But here are the niggling details: Davis Polk is not only the company’s outside corporate counsel, but the firm had a role in Wexner’s personal life. His wife Abigail was a former Davis Polk associate, and Dennis Hersch, the Wexners’ current business adviser, was a partner at the firm.

Do these ties put the firm too close to its subject, raising the specter of a conflict?

The legal answer is clearly no. “There is no conflict,” says New York University School of Law professor Stephen Gillers. “Indeed, Ms. Wexner could herself work on the matter as far as the conflict rules are concerned if L Brands agrees.”
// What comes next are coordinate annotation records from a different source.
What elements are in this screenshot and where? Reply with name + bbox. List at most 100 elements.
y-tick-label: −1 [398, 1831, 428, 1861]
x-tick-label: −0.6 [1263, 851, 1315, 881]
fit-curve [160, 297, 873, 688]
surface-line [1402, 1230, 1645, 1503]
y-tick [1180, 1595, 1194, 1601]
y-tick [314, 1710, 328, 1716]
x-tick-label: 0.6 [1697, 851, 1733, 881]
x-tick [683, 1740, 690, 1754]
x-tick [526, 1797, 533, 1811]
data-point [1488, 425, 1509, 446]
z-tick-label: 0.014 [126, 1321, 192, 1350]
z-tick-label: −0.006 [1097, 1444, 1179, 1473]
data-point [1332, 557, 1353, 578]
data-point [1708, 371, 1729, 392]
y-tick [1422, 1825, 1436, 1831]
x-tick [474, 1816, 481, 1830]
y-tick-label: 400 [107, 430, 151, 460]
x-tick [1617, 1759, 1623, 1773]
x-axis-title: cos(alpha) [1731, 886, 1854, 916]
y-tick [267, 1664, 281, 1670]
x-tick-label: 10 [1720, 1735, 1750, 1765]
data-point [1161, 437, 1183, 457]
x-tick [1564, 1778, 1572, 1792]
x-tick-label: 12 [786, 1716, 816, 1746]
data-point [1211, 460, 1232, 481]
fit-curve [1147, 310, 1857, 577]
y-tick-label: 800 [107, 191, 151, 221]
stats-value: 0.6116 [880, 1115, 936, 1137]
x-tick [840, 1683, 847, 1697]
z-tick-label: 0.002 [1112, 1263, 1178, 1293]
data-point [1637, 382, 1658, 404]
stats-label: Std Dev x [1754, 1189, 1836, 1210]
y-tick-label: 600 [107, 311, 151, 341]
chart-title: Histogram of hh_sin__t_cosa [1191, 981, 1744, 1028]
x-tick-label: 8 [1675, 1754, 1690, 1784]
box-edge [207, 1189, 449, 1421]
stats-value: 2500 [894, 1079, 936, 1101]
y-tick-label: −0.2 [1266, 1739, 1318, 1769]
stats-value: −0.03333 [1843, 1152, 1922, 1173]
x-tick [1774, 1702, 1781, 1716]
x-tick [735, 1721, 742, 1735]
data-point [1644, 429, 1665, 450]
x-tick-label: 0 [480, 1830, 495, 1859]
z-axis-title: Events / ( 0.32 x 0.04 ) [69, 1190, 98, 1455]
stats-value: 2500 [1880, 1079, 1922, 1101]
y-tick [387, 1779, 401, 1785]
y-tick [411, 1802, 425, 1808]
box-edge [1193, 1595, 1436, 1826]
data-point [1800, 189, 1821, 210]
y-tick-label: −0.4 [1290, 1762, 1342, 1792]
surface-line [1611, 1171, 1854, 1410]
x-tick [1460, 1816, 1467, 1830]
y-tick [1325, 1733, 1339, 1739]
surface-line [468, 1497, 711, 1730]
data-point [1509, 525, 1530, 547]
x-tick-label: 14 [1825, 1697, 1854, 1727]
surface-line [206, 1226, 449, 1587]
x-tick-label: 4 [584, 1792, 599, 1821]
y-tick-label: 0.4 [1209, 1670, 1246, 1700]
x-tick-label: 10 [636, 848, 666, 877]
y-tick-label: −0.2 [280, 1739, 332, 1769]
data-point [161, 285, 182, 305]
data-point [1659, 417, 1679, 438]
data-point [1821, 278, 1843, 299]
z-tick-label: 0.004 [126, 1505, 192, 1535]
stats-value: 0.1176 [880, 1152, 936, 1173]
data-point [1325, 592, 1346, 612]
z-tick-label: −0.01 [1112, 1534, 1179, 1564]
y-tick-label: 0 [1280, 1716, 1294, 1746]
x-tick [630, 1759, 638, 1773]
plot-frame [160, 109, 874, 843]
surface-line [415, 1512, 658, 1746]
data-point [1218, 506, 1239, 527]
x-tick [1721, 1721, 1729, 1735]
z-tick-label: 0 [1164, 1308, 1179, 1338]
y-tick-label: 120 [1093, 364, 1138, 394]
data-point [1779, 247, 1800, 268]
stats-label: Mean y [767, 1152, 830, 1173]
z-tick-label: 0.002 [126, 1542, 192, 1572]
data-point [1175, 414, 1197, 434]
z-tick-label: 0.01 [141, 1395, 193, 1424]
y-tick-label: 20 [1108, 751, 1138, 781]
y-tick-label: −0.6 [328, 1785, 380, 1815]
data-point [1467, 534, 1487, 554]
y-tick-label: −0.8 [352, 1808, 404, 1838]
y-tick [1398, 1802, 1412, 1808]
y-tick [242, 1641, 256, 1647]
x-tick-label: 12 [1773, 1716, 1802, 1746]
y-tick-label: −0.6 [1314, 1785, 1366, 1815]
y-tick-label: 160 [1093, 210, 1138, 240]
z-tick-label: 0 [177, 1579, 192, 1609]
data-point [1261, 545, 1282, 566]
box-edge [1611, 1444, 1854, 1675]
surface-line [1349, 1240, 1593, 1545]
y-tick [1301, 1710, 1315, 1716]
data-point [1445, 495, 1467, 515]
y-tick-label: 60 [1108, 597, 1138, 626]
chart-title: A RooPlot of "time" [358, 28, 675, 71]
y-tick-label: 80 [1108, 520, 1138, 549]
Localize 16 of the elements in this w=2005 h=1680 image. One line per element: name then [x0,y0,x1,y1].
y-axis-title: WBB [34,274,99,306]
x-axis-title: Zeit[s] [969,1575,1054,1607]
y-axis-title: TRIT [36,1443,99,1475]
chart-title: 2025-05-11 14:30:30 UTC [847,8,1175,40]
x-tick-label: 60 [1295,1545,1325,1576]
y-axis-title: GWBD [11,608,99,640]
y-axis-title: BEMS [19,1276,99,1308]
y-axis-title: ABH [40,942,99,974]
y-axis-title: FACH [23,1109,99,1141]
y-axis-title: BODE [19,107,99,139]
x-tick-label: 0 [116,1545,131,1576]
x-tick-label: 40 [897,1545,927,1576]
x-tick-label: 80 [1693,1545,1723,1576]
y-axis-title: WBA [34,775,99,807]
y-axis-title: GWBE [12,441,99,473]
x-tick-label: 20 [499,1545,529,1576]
Fordham Law School professor Andrew Kent concurs that is the law, as does Berit Berger, the executive director of Advancement of Public Integrity at Columbia Law School.

“Law firms are placed in this kind of situation all the time,” Berger explains. “Given the reputation of the firm, I don’t think it would do a sub-par job.”

Kent adds: “It is quite common, that people and businesses choose lawyers based on social ties and other personal factors, and lawyers can and often do render independent and professional service notwithstanding such ties.”

That might be the norm, but this case hardly seems the norm. Indeed, even if there’s no technical conflict, won’t there be doubts about how hard-hitting the firm will be when it comes to a valuable client, particularly one run by a strong leader whose personal and professional relationship with the notorious Epstein can only be described as strange?